When reading the blog post titled “Becoming doubtful of doubt,” I was struck by one particular idea hidden amidst it: generalizations are a dangerous thing.
In defining doubt as a “lack of confidence,” the writer says:
Part of the cognitive distortion is that we’re temporarily unable to remember any counter-examples — times that we succeeded and when the task went well, and times when we experienced obstacles and difficulties and overcame them. We think of ourselves as trapped, and stuck, and can’t imagine any creative way out of our situation. The hindrance of doubt hijacks the mind — both our emotions and our thoughts — and leaves us feeling trapped.
The writer goes on to quote an article from the New York Times that shows how we take one negative experience and make statements about it ALWAYS being that way. (The writer talks about it with regards to depression, but I associated it with my bout of anxiety, which is in the same family as depression. I call it my worst-case-scenario thinking.) Talk about a lightbulb moment. In an instant, one simple word (always) can make us feel trapped, stuck, mired in muck. I also am reminded of disagreements or arguments that really got under my skin because of that one little word. The word always is a generalization, which is a part of doubt, which is rooted in a lack of confidence, which ultimately is a dangerous thing.
My thought stream continued in two directions after my lightbulb moment.
- I pondered how generalizations also inherently include judgements, and how I work hard at being open and accepting and judgement-free. It is really hard work. I went digging through archives and found this blog post from ZenHabits titled “How to Live Life to the Max with Beginner’s Mind,” which is really packed with wonderful tips, including about embracing your “don’t know mind”. Love it.

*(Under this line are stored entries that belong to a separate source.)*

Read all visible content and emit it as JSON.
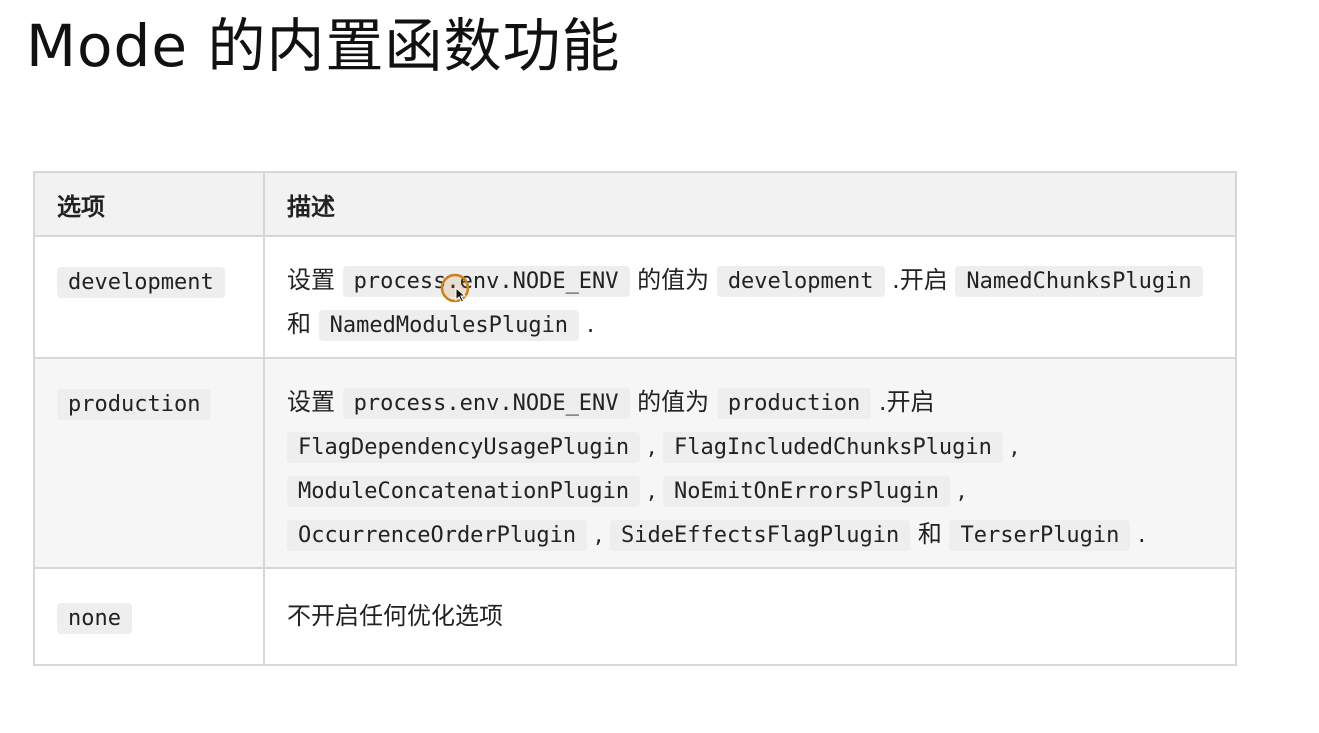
{
  "title": "Mode 的内置函数功能",
  "table": {
    "headers": {
      "option": "选项",
      "description": "描述"
    },
    "rows": [
      {
        "option": "development",
        "description": [
          {
            "t": "text",
            "v": "设置 "
          },
          {
            "t": "code",
            "v": "process.env.NODE_ENV"
          },
          {
            "t": "text",
            "v": " 的值为 "
          },
          {
            "t": "code",
            "v": "development"
          },
          {
            "t": "text",
            "v": " .开启 "
          },
          {
            "t": "code",
            "v": "NamedChunksPlugin"
          },
          {
            "t": "text",
            "v": " 和 "
          },
          {
            "t": "code",
            "v": "NamedModulesPlugin"
          },
          {
            "t": "text",
            "v": " ."
          }
        ]
      },
      {
        "option": "production",
        "description": [
          {
            "t": "text",
            "v": "设置 "
          },
          {
            "t": "code",
            "v": "process.env.NODE_ENV"
          },
          {
            "t": "text",
            "v": " 的值为 "
          },
          {
            "t": "code",
            "v": "production"
          },
          {
            "t": "text",
            "v": " .开启 "
          },
          {
            "t": "code",
            "v": "FlagDependencyUsagePlugin"
          },
          {
            "t": "text",
            "v": " , "
          },
          {
            "t": "code",
            "v": "FlagIncludedChunksPlugin"
          },
          {
            "t": "text",
            "v": " , "
          },
          {
            "t": "code",
            "v": "ModuleConcatenationPlugin"
          },
          {
            "t": "text",
            "v": " , "
          },
          {
            "t": "code",
            "v": "NoEmitOnErrorsPlugin"
          },
          {
            "t": "text",
            "v": " , "
          },
          {
            "t": "code",
            "v": "OccurrenceOrderPlugin"
          },
          {
            "t": "text",
            "v": " , "
          },
          {
            "t": "code",
            "v": "SideEffectsFlagPlugin"
          },
          {
            "t": "text",
            "v": " 和 "
          },
          {
            "t": "code",
            "v": "TerserPlugin"
          },
          {
            "t": "text",
            "v": " ."
          }
        ]
      },
      {
        "option": "none",
        "description": [
          {
            "t": "text",
            "v": "不开启任何优化选项"
          }
        ]
      }
    ]
  },
  "colors": {
    "header_bg": "#f2f2f2",
    "code_bg": "#eeeeee",
    "border": "#d7d7d7",
    "cursor_ring": "#c8821e"
  },
  "cursor_icon": "mouse-pointer-icon"
}
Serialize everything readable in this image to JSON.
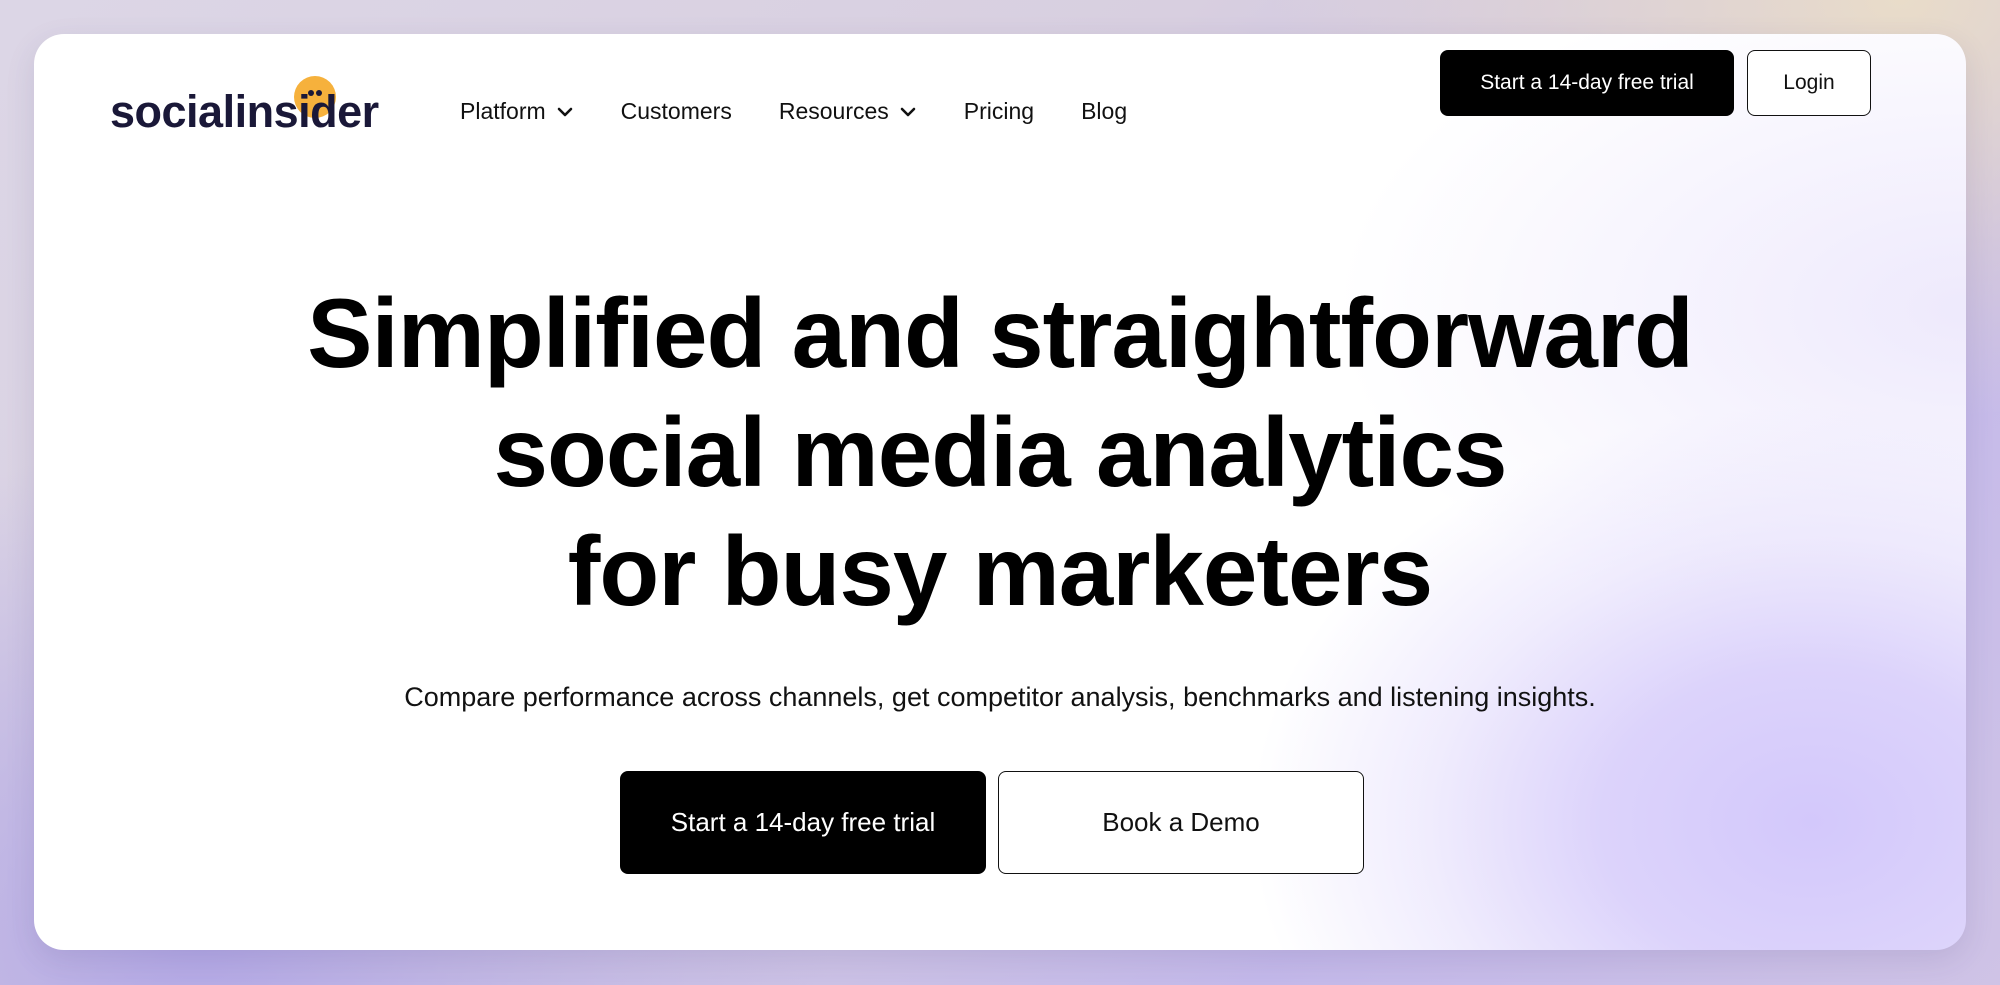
{
  "logo": {
    "text": "socialinsider",
    "accent_color": "#f6b13c",
    "text_color": "#1a1838"
  },
  "nav": {
    "items": [
      {
        "label": "Platform",
        "has_dropdown": true,
        "icon": "chevron-down-icon"
      },
      {
        "label": "Customers",
        "has_dropdown": false
      },
      {
        "label": "Resources",
        "has_dropdown": true,
        "icon": "chevron-down-icon"
      },
      {
        "label": "Pricing",
        "has_dropdown": false
      },
      {
        "label": "Blog",
        "has_dropdown": false
      }
    ],
    "trial_label": "Start a 14-day free trial",
    "login_label": "Login"
  },
  "hero": {
    "title_lines": [
      "Simplified and straightforward",
      "social media analytics",
      "for busy marketers"
    ],
    "subtitle": "Compare performance across channels, get competitor analysis, benchmarks and listening insights.",
    "primary_cta": "Start a 14-day free trial",
    "secondary_cta": "Book a Demo"
  },
  "colors": {
    "primary_button": "#000000",
    "gradient_accent": "#d3c8fb"
  }
}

- I pondered the idea of how very little (I had said “nothing” but that felt like a generalization!) is ever “black and white” but really frequently “shades of grey” (which led me to the Indigo Girls song, Closer to Fine, but I will leave that song’s lyrics for a different post). I landed on another blog post titled “What Color is Your Journey?” shortly after this, which I thought was very apropos for where my ponderings led me.
When I thought about writing my own blog post, I think I had grand notions that I would say something remarkable and memorable. Instead, I think I have just shared some musings. Perhaps that can be enough.